Published in final edited form as: Cell Signal. 2006 Nov 22;19(5):1000–1010. doi: 10.1016/j.cellsig.2006.11.004

Figure 1.

Figure 1

ANGII stimulates FAK phosphorylation at Ser-910 in IEC-18 cells. (A). Knockdown FAK expression by siRNA inhibits ANGII induced-cell migration in IEC-18 cells. IEC-18 cells were transfected with Trans IT-TKO alone, non-targeting negative control or 75nM FAK siRNA. After 48 h cells were wounded as described in Materials and Methods and incubated with or without 50nM ANGII for 16h.

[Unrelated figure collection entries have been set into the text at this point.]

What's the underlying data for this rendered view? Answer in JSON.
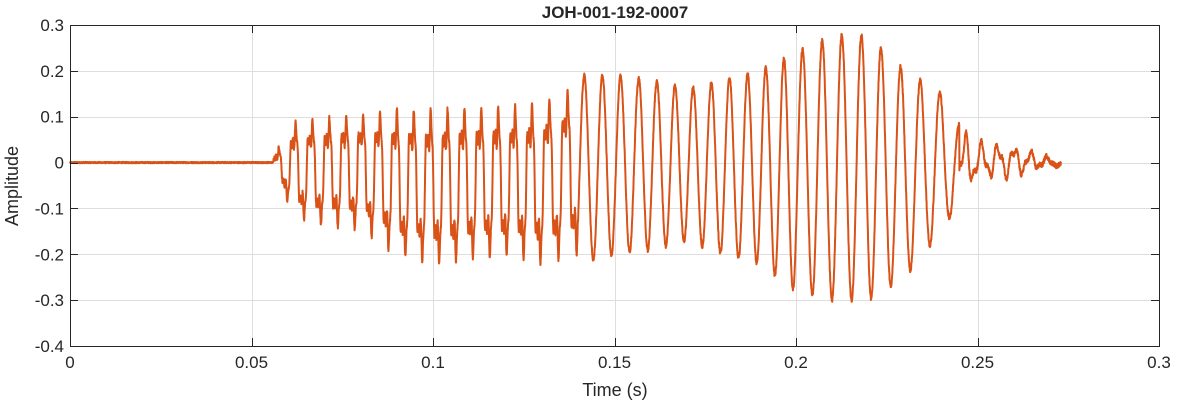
{
  "chart_data": {
    "type": "line",
    "title": "JOH-001-192-0007",
    "xlabel": "Time (s)",
    "ylabel": "Amplitude",
    "xlim": [
      0,
      0.3
    ],
    "ylim": [
      -0.4,
      0.3
    ],
    "xticks": [
      0,
      0.05,
      0.1,
      0.15,
      0.2,
      0.25,
      0.3
    ],
    "xtick_labels": [
      "0",
      "0.05",
      "0.1",
      "0.15",
      "0.2",
      "0.25",
      "0.3"
    ],
    "yticks": [
      0.3,
      0.2,
      0.1,
      0,
      -0.1,
      -0.2,
      -0.3,
      -0.4
    ],
    "ytick_labels": [
      "0.3",
      "0.2",
      "0.1",
      "0",
      "-0.1",
      "-0.2",
      "-0.3",
      "-0.4"
    ],
    "grid": true,
    "series": [
      {
        "color": "#d95319",
        "x_range": [
          0,
          0.273
        ],
        "voiced_onset": 0.056,
        "voiced_offset": 0.245,
        "envelope": {
          "t": [
            0,
            0.055,
            0.057,
            0.062,
            0.07,
            0.08,
            0.09,
            0.1,
            0.11,
            0.12,
            0.13,
            0.14,
            0.15,
            0.16,
            0.17,
            0.18,
            0.19,
            0.2,
            0.21,
            0.215,
            0.22,
            0.23,
            0.24,
            0.244,
            0.25,
            0.26,
            0.27,
            0.273
          ],
          "max": [
            0.002,
            0.004,
            0.03,
            0.1,
            0.11,
            0.12,
            0.135,
            0.135,
            0.14,
            0.14,
            0.15,
            0.19,
            0.19,
            0.18,
            0.16,
            0.18,
            0.2,
            0.24,
            0.275,
            0.28,
            0.275,
            0.2,
            0.15,
            0.09,
            0.05,
            0.04,
            0.012,
            0.0
          ],
          "min": [
            -0.002,
            -0.004,
            -0.04,
            -0.13,
            -0.15,
            -0.16,
            -0.22,
            -0.24,
            -0.23,
            -0.22,
            -0.24,
            -0.22,
            -0.2,
            -0.19,
            -0.17,
            -0.2,
            -0.22,
            -0.28,
            -0.3,
            -0.3,
            -0.3,
            -0.25,
            -0.15,
            -0.1,
            -0.04,
            -0.035,
            -0.008,
            -0.01
          ]
        }
      }
    ]
  }
}
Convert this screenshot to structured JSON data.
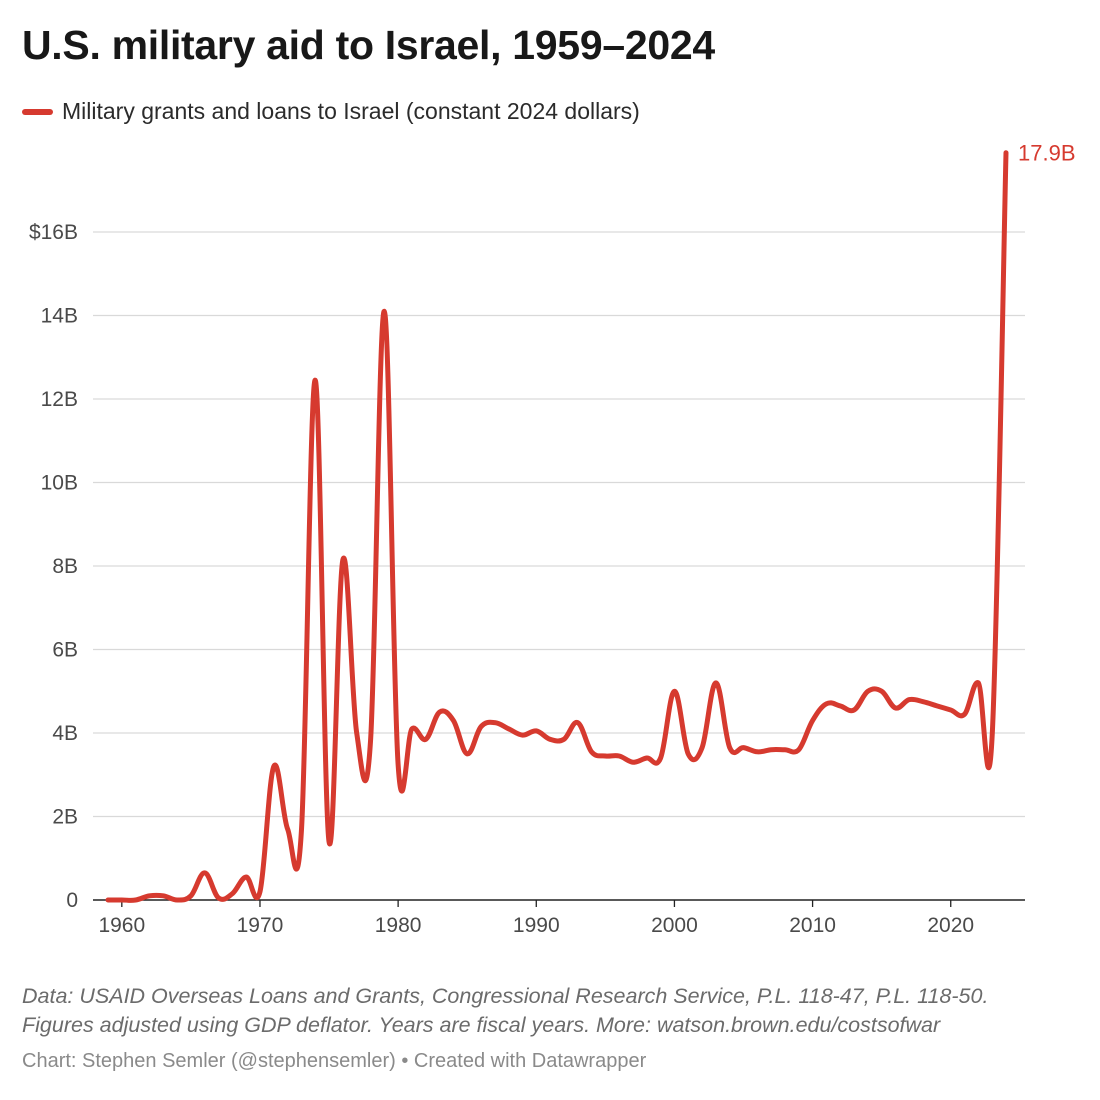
{
  "header": {
    "title": "U.S. military aid to Israel, 1959–2024"
  },
  "legend": {
    "label": "Military grants and loans to Israel (constant 2024 dollars)"
  },
  "footer": {
    "notes_line1": "Data: USAID Overseas Loans and Grants, Congressional Research Service, P.L. 118-47, P.L. 118-50.",
    "notes_line2": "Figures adjusted using GDP deflator. Years are fiscal years. More: watson.brown.edu/costsofwar",
    "credit": "Chart: Stephen Semler (@stephensemler) • Created with Datawrapper"
  },
  "colors": {
    "series": "#d63a2f",
    "grid": "#d9d9d9",
    "axis": "#222222"
  },
  "chart_data": {
    "type": "line",
    "title": "U.S. military aid to Israel, 1959–2024",
    "xlabel": "",
    "ylabel": "",
    "xlim": [
      1959,
      2024
    ],
    "ylim": [
      0,
      18
    ],
    "grid": true,
    "legend_position": "top-left",
    "x_ticks": [
      1960,
      1970,
      1980,
      1990,
      2000,
      2010,
      2020
    ],
    "x_tick_labels": [
      "1960",
      "1970",
      "1980",
      "1990",
      "2000",
      "2010",
      "2020"
    ],
    "y_ticks": [
      0,
      2,
      4,
      6,
      8,
      10,
      12,
      14,
      16
    ],
    "y_tick_labels": [
      "0",
      "2B",
      "4B",
      "6B",
      "8B",
      "10B",
      "12B",
      "14B",
      "$16B"
    ],
    "end_label": "17.9B",
    "series": [
      {
        "name": "Military grants and loans to Israel (constant 2024 dollars)",
        "x": [
          1959,
          1960,
          1961,
          1962,
          1963,
          1964,
          1965,
          1966,
          1967,
          1968,
          1969,
          1970,
          1971,
          1972,
          1973,
          1974,
          1975,
          1976,
          1977,
          1978,
          1979,
          1980,
          1981,
          1982,
          1983,
          1984,
          1985,
          1986,
          1987,
          1988,
          1989,
          1990,
          1991,
          1992,
          1993,
          1994,
          1995,
          1996,
          1997,
          1998,
          1999,
          2000,
          2001,
          2002,
          2003,
          2004,
          2005,
          2006,
          2007,
          2008,
          2009,
          2010,
          2011,
          2012,
          2013,
          2014,
          2015,
          2016,
          2017,
          2018,
          2019,
          2020,
          2021,
          2022,
          2023,
          2024
        ],
        "values": [
          0,
          0,
          0,
          0.1,
          0.1,
          0,
          0.1,
          0.65,
          0.05,
          0.15,
          0.55,
          0.2,
          3.2,
          1.7,
          1.65,
          12.45,
          1.4,
          8.15,
          4.0,
          3.8,
          14.1,
          3.25,
          4.1,
          3.85,
          4.5,
          4.3,
          3.5,
          4.15,
          4.25,
          4.1,
          3.95,
          4.05,
          3.85,
          3.85,
          4.25,
          3.55,
          3.45,
          3.45,
          3.3,
          3.4,
          3.4,
          5.0,
          3.5,
          3.65,
          5.2,
          3.65,
          3.65,
          3.55,
          3.6,
          3.6,
          3.6,
          4.3,
          4.7,
          4.65,
          4.55,
          5.0,
          5.0,
          4.6,
          4.8,
          4.75,
          4.65,
          4.55,
          4.45,
          5.2,
          3.95,
          17.9
        ]
      }
    ]
  }
}
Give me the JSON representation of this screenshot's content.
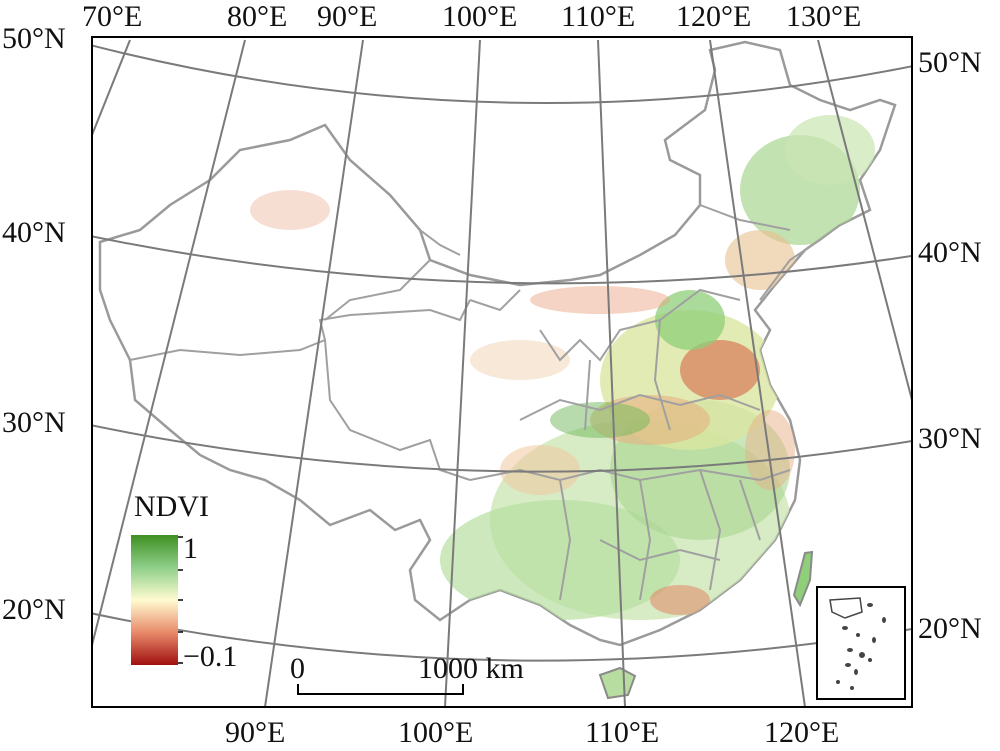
{
  "map": {
    "colors": {
      "frame": "#000000",
      "graticule": "#7a7a7a",
      "boundary": "#9a9a9a",
      "background": "#ffffff",
      "ndvi_high": "#2e8b2e",
      "ndvi_mid": "#fffbd0",
      "ndvi_low": "#a01010"
    },
    "longitude_labels_top": [
      "70°E",
      "80°E",
      "90°E",
      "100°E",
      "110°E",
      "120°E",
      "130°E"
    ],
    "longitude_labels_bottom": [
      "90°E",
      "100°E",
      "110°E",
      "120°E"
    ],
    "latitude_labels_left": [
      "50°N",
      "40°N",
      "30°N",
      "20°N"
    ],
    "latitude_labels_right": [
      "50°N",
      "40°N",
      "30°N",
      "20°N"
    ]
  },
  "legend": {
    "title": "NDVI",
    "max_label": "1",
    "min_label": "−0.1",
    "range": [
      -0.1,
      1
    ]
  },
  "scale_bar": {
    "zero_label": "0",
    "max_label": "1000 km"
  }
}
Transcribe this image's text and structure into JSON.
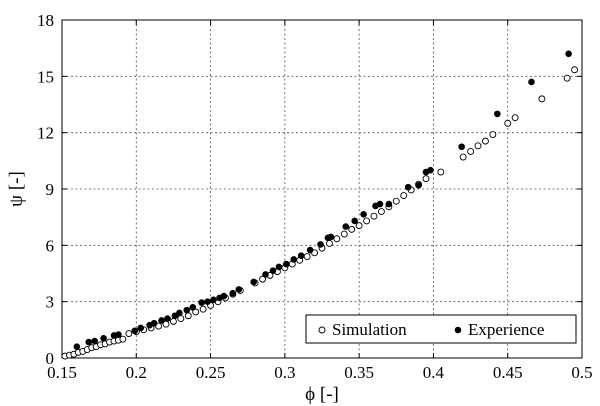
{
  "chart_data": {
    "type": "scatter",
    "xlabel": "ϕ [-]",
    "ylabel": "ψ [-]",
    "xlim": [
      0.15,
      0.5
    ],
    "ylim": [
      0,
      18
    ],
    "xticks": [
      0.15,
      0.2,
      0.25,
      0.3,
      0.35,
      0.4,
      0.45,
      0.5
    ],
    "xtick_labels": [
      "0.15",
      "0.2",
      "0.25",
      "0.3",
      "0.35",
      "0.4",
      "0.45",
      "0.5"
    ],
    "yticks": [
      0,
      3,
      6,
      9,
      12,
      15,
      18
    ],
    "ytick_labels": [
      "0",
      "3",
      "6",
      "9",
      "12",
      "15",
      "18"
    ],
    "grid": true,
    "legend_position": "bottom-right",
    "series": [
      {
        "name": "Simulation",
        "marker": "open-circle",
        "color": "#000000",
        "x": [
          0.152,
          0.155,
          0.158,
          0.161,
          0.164,
          0.167,
          0.17,
          0.173,
          0.176,
          0.179,
          0.182,
          0.185,
          0.188,
          0.191,
          0.195,
          0.2,
          0.205,
          0.21,
          0.215,
          0.22,
          0.225,
          0.23,
          0.235,
          0.24,
          0.245,
          0.25,
          0.255,
          0.26,
          0.265,
          0.27,
          0.28,
          0.285,
          0.29,
          0.295,
          0.3,
          0.305,
          0.31,
          0.315,
          0.32,
          0.325,
          0.33,
          0.335,
          0.34,
          0.345,
          0.35,
          0.355,
          0.36,
          0.365,
          0.37,
          0.375,
          0.38,
          0.385,
          0.39,
          0.395,
          0.405,
          0.42,
          0.425,
          0.43,
          0.435,
          0.44,
          0.45,
          0.455,
          0.473,
          0.49,
          0.495
        ],
        "y": [
          0.1,
          0.15,
          0.2,
          0.3,
          0.35,
          0.45,
          0.55,
          0.6,
          0.7,
          0.75,
          0.85,
          0.9,
          0.95,
          1.0,
          1.3,
          1.4,
          1.5,
          1.6,
          1.7,
          1.8,
          1.95,
          2.1,
          2.25,
          2.45,
          2.6,
          2.8,
          3.0,
          3.2,
          3.4,
          3.6,
          4.0,
          4.2,
          4.4,
          4.6,
          4.8,
          5.0,
          5.2,
          5.4,
          5.6,
          5.85,
          6.1,
          6.35,
          6.6,
          6.85,
          7.05,
          7.3,
          7.55,
          7.8,
          8.05,
          8.35,
          8.65,
          8.95,
          9.25,
          9.55,
          9.9,
          10.7,
          11.0,
          11.3,
          11.55,
          11.9,
          12.5,
          12.8,
          13.8,
          14.9,
          15.35
        ]
      },
      {
        "name": "Experience",
        "marker": "filled-circle",
        "color": "#000000",
        "x": [
          0.16,
          0.168,
          0.172,
          0.178,
          0.185,
          0.188,
          0.199,
          0.203,
          0.209,
          0.212,
          0.217,
          0.221,
          0.226,
          0.229,
          0.234,
          0.238,
          0.244,
          0.248,
          0.252,
          0.256,
          0.259,
          0.265,
          0.269,
          0.279,
          0.287,
          0.292,
          0.296,
          0.301,
          0.306,
          0.311,
          0.317,
          0.324,
          0.329,
          0.331,
          0.341,
          0.347,
          0.353,
          0.361,
          0.364,
          0.37,
          0.383,
          0.39,
          0.395,
          0.398,
          0.419,
          0.443,
          0.466,
          0.491
        ],
        "y": [
          0.6,
          0.85,
          0.9,
          1.05,
          1.2,
          1.25,
          1.45,
          1.6,
          1.75,
          1.85,
          2.0,
          2.1,
          2.25,
          2.4,
          2.55,
          2.7,
          2.95,
          3.0,
          3.1,
          3.2,
          3.3,
          3.45,
          3.65,
          4.05,
          4.45,
          4.65,
          4.85,
          5.0,
          5.25,
          5.45,
          5.75,
          6.05,
          6.4,
          6.45,
          7.0,
          7.3,
          7.65,
          8.1,
          8.2,
          8.2,
          9.1,
          9.2,
          9.9,
          10.0,
          11.25,
          13.0,
          14.7,
          16.2
        ]
      }
    ]
  }
}
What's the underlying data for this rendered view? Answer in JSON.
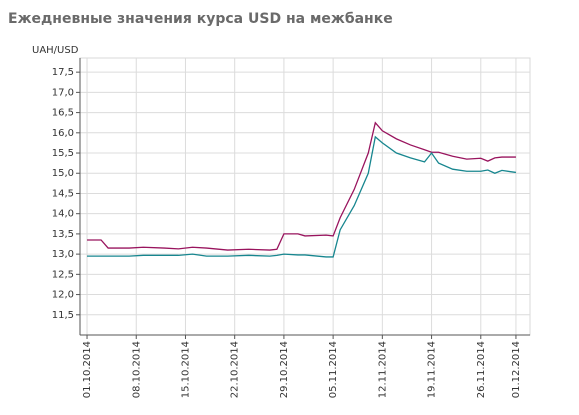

Experiments were terminated by washing cells twice in PBS, followed by fixing in 10% buffered formalin phosphate for 20 min. Cells were stained with Wright-Giemsa and observed under phase contrast with a ×10 lens mounted on an upright microscope. Upper Panel: Photographs representative of control, non-targeting siRNA or FAKsiRNA transfectd cells. Results are typical of five independent experiments. Lower panel: Values are means ± SE of at least 8 fields from five independent experiments and are expressed as the number of cells observed across the wound margin at 16 h. * P < 0.01 vs. control, ** P<0.01 vs. control with ANGII treatment. (B). Time-course of ANG II in stimulation of FAK phosphorylation at Ser-910 in IEC-18 cells. Upper Panel: Confluent and quiescent IEC-18 cells were treated at 37°C with 50nM of ANG II for various times as indicated and subsequently lysed in 2×sample buffer. FAK phosphorylation at Ser-910 or Tyr-397 was analyzed by Western blotting with pSer-910 Ab or pTyr-397 Ab. The membranes were further analyzed by Western blotting using anti-FAK Ab. The autoradiograms shown are representative of at least three independent experiments. Lower Panel: Quantification of FAK phosphorylation at Ser-910 and Tyr-397 was performed by scanning densitometry. Values shown as bars are the mean of at least three independent experiments and are expressed as the percentage of the maximal increase of phosphorylation above control (unstimulated) values.